Уродливый негр, прибывший вместе с ним по Казамансе, говорит о какой-то женщине, которая сопровождала их и, если я правильно его понял, утонула, когда их лодка однажды опрокинулась. Я не удивился бы, если б узнал, что мой компаньон помог этому. В этой стране, когда мы хотим отделаться от кого-нибудь, в нашем распоряжении есть большой выбор средств, и никто никогда на этот счет не стесняется. Если когда-нибудь я узнаю больше подробностей, то напишу тебе или расскажу, когда ты приедешь ко мне. Да, я знаю… скоро тебе нужно будет отбывать воинскую повинность… Ну, что ж! Я подожду.
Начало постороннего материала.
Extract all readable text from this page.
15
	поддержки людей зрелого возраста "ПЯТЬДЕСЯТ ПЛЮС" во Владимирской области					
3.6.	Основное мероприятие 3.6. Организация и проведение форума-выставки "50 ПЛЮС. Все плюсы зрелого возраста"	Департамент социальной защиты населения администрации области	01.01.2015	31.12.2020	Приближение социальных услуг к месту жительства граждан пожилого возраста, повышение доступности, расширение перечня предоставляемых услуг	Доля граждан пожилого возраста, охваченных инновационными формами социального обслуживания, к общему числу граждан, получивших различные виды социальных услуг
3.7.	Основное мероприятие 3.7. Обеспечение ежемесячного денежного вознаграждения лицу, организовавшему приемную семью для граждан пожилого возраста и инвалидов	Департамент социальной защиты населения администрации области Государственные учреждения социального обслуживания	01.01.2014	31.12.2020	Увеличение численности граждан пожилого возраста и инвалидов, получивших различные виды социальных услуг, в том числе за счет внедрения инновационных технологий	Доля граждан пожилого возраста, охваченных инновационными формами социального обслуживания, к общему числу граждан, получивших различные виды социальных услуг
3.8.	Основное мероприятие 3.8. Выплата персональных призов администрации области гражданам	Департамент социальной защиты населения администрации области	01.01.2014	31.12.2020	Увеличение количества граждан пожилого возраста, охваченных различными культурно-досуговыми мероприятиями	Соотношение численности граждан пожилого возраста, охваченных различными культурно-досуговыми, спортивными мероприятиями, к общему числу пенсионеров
Но помни, что, если ты хочешь увидеться со мной, тебе нужно будет решиться приехать сюда. Что до меня, то мое желание вернуться все больше слабеет. Я веду здесь жизнь, которая мне нравится и подходит мне, как костюм, сшитый на заказ. Торговля моя процветает, и крахмальный воротничок кажется ошейником, который я никогда больше не буду в силах носить.
При сем прилагаю новый чек, который ты используешь, как тебе заблагорассудится. Прежний предназначался для Рашели. Сохрани этот для себя…»
— Остальное неинтересно, — сказал Арман.
Оливье возвратил письмо, не говоря ни слова. Ему не пришло в голову, что убийца, о котором здесь шла речь, был его брат. Винцент давно уже не подавал о себе вестей; родители считали, что он уехал в Америку. По правде говоря, Оливье мало интересовался им.